Citing overcapacity for processing online trading orders in light of the recent stock market sell-off, Charles Schwab & Co. Inc. yesterday announced plans for major job cuts amounting to 11 percent to 13 percent of its workforce. The bulk of the cuts will come in the second quarter of the fiscal year.
“It’s been a difficult decision,” said Charles Schwab, chairman and co-CEO at the San Francisco-based discount brokerage, in a teleconference yesterday. But according to Schwab, the markets have moved from a position of “tremendous exuberance” early last year into a “somewhat recessionary period” today.
Schwab said he doesn’t expect confidence levels to bounce back for at least another year. As a result, he added, the company now has excess capacity for handling the amount of transactions being processed by its customers.

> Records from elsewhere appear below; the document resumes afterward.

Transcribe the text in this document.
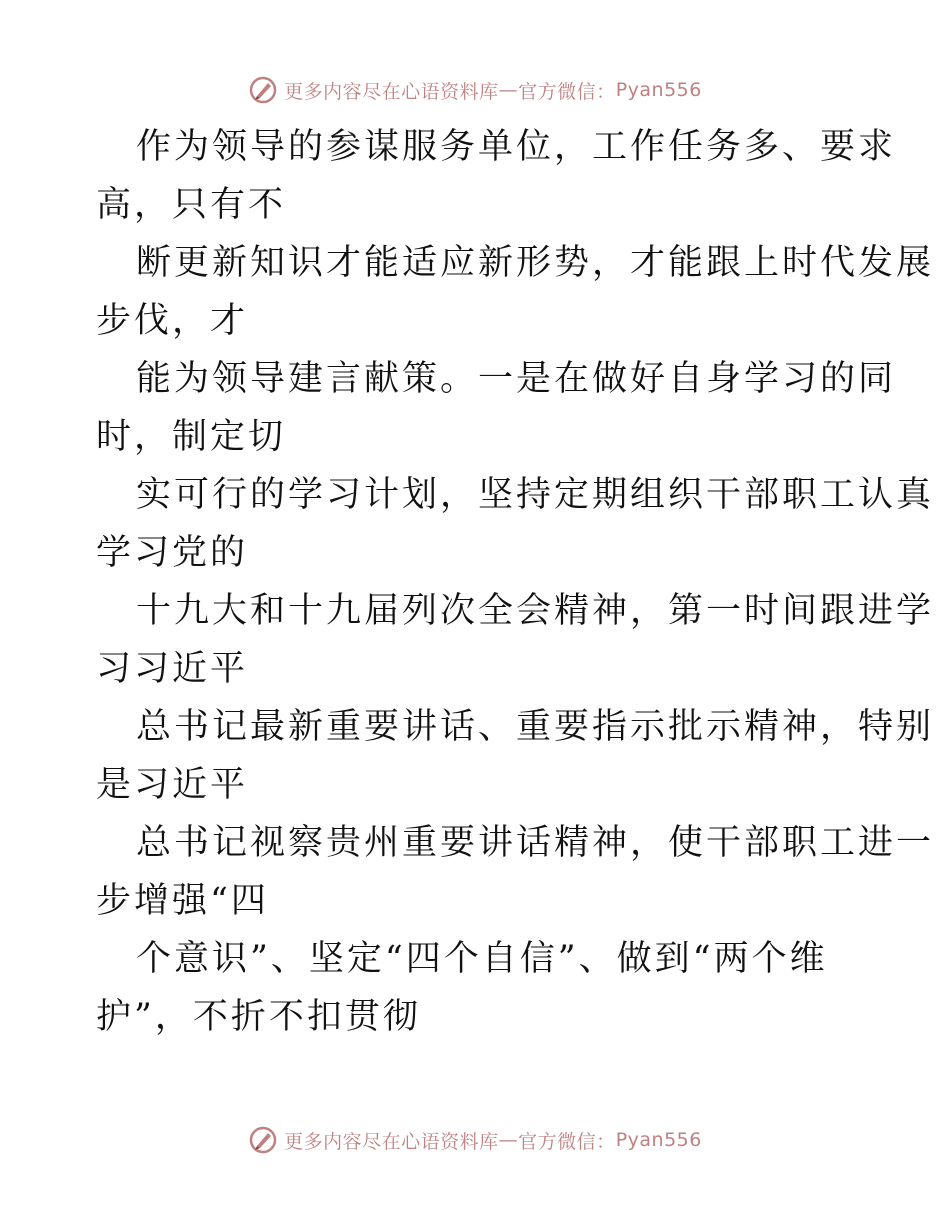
更多内容尽在心语资料库 — 官方微信： Pyan556
作为领导的参谋服务单位，工作任务多、要求
高，只有不
断更新知识才能适应新形势，才能跟上时代发展
步伐，才
能为领导建言献策。一是在做好自身学习的同
时，制定切
实可行的学习计划，坚持定期组织干部职工认真
学习党的
十九大和十九届列次全会精神，第一时间跟进学
习习近平
总书记最新重要讲话、重要指示批示精神，特别
是习近平
总书记视察贵州重要讲话精神，使干部职工进一
步增强“四
个意识”、坚定“四个自信”、做到“两个维
护”，不折不扣贯彻
更多内容尽在心语资料库 — 官方微信： Pyan556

The fact that the stock market bubble has burst may even be better for the company in the long term, one executive said. “We’ll have a much better business model without having to carry the kind of standby capacity to handle volumes that triple in a matter of a week,” said company president and co-CEO David Pottruck.
Schwab spokeswoman Jennifer Hallahan said the company won’t make final determinations as to which departments and locations will see the cuts for another 30 to 45 days.
Larry Tabb, an analyst at Needham, Mass.-based TowerGroup, said Schwab has been very heavily IT-oriented during the past three to four years. The company is now reorienting toward branches, serving high-net-worth clients and providing people with more personalized service. That doesn’t bode well for IT.
“I would say that this layoff will hit the technology group pretty hard,” Tabb said.